Netanyahu’s decision to address a joint session of Congress at the invitation of Republican House Speaker John Boehner did undermine bi-partisanship in the short term, he said.

“It was not something he [Netanyahu] should have done,” Hoyer said.

Both Israel and the United States ought to protect bi-partisan consensus around Israel, he added.

“I have worked with Republican leaders for many years to ensure that decisions [on Israel] are almost overwhelmingly supported by both Democrats and Republicans,” he said.

On Thursday, the group met with Palestinian Authority Finance Minister Shukri Bishara to talk about a two-state resolution to the Israeli-Palestinian conflict.

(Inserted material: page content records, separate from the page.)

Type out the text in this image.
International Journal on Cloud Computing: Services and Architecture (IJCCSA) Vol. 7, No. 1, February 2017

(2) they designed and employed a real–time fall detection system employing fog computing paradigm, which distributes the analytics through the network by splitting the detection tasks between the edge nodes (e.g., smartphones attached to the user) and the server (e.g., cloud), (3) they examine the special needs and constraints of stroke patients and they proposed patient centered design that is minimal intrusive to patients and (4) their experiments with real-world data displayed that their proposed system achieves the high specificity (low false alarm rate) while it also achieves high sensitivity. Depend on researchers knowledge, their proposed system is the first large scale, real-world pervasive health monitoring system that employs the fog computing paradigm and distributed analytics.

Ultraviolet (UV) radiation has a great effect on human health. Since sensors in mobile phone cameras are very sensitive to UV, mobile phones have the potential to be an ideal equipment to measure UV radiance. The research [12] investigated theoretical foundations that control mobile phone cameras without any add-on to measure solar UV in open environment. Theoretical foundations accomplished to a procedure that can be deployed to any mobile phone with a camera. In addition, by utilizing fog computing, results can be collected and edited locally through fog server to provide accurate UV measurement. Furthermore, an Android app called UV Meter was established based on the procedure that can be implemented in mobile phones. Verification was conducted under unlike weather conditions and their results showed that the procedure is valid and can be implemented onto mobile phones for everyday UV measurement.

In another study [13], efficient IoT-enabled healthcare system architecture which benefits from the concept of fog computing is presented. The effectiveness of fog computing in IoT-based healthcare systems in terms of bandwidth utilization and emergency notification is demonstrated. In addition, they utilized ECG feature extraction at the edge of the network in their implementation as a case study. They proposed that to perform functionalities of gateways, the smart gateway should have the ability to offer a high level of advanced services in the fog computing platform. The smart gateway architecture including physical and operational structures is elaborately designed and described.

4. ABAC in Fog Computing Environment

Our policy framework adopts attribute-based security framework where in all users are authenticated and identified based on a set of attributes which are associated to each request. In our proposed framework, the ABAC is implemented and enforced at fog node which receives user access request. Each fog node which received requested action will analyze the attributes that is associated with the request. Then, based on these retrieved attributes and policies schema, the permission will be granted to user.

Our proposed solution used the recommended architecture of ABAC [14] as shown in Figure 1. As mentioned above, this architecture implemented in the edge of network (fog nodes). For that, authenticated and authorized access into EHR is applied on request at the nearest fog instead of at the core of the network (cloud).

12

“We found him very open and we understood it to be a useful meeting. We are certainly concerned about the two-state solution,” Hoyer said.

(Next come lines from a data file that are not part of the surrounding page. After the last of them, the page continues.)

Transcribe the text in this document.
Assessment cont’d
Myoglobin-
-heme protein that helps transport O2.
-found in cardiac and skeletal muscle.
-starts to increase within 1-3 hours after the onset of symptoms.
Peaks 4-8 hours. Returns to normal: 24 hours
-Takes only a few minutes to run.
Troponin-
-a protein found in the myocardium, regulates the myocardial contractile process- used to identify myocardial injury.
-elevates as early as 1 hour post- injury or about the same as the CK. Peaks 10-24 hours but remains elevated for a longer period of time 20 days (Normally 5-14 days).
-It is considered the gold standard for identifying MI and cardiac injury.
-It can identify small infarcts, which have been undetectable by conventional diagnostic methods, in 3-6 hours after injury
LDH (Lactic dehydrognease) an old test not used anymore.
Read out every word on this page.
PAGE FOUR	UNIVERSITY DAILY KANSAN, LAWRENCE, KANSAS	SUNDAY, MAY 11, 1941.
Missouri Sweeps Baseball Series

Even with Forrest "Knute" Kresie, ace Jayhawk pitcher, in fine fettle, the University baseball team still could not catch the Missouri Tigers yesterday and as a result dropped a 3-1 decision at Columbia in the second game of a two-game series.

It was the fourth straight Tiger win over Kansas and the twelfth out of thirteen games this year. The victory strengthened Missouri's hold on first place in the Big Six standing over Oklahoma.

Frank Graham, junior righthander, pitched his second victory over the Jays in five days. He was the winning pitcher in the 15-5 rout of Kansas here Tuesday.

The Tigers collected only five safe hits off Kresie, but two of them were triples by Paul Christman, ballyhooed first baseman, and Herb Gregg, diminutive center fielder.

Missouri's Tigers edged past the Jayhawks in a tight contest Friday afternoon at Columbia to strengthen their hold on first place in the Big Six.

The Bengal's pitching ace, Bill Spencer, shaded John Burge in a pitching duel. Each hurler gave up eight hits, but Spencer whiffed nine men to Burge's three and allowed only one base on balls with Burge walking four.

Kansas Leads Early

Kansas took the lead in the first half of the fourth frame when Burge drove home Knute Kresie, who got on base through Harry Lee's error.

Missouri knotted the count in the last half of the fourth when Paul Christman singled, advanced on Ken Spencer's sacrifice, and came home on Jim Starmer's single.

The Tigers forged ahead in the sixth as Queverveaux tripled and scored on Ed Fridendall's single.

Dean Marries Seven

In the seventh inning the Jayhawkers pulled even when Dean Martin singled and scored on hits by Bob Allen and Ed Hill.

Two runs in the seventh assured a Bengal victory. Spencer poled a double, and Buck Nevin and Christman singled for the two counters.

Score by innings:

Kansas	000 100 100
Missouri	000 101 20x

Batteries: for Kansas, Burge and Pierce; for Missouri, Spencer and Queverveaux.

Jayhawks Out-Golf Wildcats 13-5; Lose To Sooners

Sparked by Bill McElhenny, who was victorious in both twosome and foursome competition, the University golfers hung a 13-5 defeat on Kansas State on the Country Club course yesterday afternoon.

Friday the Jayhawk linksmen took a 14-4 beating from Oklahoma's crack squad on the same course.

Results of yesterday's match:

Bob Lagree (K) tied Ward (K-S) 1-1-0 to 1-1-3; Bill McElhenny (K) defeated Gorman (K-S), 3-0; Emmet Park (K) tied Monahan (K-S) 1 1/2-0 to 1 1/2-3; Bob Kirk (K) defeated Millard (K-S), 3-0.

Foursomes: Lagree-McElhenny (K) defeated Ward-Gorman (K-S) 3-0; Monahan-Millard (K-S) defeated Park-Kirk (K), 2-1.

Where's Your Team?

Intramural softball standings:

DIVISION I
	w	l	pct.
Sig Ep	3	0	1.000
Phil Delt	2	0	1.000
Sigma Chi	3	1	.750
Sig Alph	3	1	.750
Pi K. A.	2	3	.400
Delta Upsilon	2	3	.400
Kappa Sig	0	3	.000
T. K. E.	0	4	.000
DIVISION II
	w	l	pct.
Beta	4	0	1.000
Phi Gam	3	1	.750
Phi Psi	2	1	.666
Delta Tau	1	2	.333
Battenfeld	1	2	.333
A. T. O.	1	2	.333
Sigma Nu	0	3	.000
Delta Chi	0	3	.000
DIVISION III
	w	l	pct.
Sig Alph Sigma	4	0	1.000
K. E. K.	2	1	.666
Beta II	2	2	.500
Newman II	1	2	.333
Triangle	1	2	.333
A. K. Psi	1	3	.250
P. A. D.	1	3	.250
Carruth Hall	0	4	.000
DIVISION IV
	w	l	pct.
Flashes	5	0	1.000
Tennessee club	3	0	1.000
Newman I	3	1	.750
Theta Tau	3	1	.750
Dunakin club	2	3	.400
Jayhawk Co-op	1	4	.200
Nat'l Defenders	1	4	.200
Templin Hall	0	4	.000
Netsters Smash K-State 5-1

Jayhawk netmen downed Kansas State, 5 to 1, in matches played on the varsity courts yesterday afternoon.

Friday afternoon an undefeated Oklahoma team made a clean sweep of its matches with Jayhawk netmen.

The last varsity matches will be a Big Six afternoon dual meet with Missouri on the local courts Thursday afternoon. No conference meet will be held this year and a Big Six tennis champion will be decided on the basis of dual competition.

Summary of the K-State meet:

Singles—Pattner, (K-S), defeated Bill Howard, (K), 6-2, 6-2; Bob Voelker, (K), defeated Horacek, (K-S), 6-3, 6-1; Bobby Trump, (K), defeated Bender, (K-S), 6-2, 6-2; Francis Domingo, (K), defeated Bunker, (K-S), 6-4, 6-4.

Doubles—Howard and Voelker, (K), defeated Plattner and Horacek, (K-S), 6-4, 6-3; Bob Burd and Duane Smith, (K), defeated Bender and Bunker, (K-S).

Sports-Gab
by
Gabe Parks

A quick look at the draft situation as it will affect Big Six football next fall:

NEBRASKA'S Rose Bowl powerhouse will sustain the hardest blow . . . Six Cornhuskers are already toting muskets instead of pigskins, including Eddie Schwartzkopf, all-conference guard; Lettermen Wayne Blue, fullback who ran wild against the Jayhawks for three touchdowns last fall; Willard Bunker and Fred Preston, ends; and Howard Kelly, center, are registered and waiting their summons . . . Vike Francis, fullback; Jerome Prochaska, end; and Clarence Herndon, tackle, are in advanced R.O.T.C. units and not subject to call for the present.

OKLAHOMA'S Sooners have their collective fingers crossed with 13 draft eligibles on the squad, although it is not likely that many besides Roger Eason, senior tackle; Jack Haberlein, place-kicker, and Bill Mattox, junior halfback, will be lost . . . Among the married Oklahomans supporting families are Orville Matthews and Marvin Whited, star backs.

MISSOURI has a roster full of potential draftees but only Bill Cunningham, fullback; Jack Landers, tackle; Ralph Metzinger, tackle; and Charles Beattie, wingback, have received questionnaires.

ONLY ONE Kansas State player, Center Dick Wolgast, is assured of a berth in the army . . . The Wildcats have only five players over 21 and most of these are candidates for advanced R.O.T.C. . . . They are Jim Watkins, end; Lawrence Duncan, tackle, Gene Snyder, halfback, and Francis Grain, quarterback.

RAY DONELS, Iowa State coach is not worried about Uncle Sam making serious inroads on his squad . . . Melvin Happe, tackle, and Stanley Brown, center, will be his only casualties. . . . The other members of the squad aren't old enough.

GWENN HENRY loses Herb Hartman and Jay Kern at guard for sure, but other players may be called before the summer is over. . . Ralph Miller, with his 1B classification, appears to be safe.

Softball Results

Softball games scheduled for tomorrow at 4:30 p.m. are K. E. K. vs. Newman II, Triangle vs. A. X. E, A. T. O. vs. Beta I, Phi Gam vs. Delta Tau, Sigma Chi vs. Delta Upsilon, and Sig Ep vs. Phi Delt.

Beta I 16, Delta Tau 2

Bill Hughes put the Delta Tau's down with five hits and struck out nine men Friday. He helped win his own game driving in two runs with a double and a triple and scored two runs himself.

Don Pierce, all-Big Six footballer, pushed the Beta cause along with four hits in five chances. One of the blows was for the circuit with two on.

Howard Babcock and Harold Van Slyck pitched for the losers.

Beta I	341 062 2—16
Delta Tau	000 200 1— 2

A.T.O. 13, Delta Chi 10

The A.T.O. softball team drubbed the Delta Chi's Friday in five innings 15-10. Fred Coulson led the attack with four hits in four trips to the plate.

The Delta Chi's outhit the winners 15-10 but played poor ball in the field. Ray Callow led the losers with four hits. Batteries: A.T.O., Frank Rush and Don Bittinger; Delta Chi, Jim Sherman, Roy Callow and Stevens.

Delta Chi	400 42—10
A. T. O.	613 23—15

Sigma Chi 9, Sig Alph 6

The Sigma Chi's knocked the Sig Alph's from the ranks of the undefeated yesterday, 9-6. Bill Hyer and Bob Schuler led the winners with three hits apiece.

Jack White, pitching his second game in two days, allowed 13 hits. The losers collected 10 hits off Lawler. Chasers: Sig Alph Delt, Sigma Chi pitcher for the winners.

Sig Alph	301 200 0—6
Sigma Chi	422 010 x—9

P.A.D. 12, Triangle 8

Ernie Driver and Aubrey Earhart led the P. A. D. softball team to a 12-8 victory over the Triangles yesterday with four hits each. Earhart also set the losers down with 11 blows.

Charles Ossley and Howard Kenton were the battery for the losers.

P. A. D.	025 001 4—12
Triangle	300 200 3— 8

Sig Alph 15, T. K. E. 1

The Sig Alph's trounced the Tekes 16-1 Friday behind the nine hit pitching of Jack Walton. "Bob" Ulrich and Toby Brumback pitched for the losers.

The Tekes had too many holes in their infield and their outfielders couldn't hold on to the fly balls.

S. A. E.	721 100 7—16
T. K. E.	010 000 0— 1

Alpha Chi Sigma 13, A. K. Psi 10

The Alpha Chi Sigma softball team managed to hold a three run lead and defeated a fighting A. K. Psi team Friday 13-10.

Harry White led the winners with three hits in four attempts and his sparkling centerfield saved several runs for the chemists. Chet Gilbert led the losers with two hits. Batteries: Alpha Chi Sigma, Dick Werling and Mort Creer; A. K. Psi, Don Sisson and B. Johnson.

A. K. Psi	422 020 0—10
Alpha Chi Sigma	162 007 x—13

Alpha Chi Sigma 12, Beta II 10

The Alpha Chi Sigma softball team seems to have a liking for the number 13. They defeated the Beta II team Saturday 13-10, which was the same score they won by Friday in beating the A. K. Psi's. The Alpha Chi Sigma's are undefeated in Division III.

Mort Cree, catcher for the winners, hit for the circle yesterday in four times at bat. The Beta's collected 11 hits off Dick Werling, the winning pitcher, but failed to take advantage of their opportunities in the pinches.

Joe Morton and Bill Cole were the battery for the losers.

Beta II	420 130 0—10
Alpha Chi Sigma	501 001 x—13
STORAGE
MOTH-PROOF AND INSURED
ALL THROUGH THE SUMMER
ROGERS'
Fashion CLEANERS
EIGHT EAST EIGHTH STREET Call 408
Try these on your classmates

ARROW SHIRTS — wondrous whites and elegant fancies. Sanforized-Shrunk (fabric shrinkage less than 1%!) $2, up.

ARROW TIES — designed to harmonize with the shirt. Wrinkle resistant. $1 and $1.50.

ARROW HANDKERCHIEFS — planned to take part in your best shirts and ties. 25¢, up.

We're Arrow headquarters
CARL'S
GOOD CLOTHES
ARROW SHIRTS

But he added that any resolution of the conflict must take into account Israel’s security need, so that violence that followed an Israeli withdrawal from South Lebanon and Gaza won’t repeat itself.

Hoyer recalled a congressional visit he made to Israel in 2005, just as the IDF was evacuating the 21 Jewish settlements in Gaza and removing its army from the Strip.

“We were here about six hours before we met with [former prime minister Ariel] Sharon from 4:45 to about 6:15 p.m.,” on the evening of what Hoyer recalled was the start of the Disengagement.

Sharon told the congressional delegation that maintaining troops and settlers in Gaza was not in Israel’s best long-term security interests, said Hoyer.

“I think people would now say that this was not the case,” he said.

Hoyer is proud to be on his 14th trip to Israel since his first visit in 1976 while he was the president of the Maryland Senate at age 36.

“I have been back 13 times and I brought about 150 members of Congress here,” Hoyer said.

“Every time I learn something new and I am more impressed by the resiliency and the courage and the commitment of the Israeli people. They are an inspiration and they can inspire people in the US in terms of the love of country,” he said.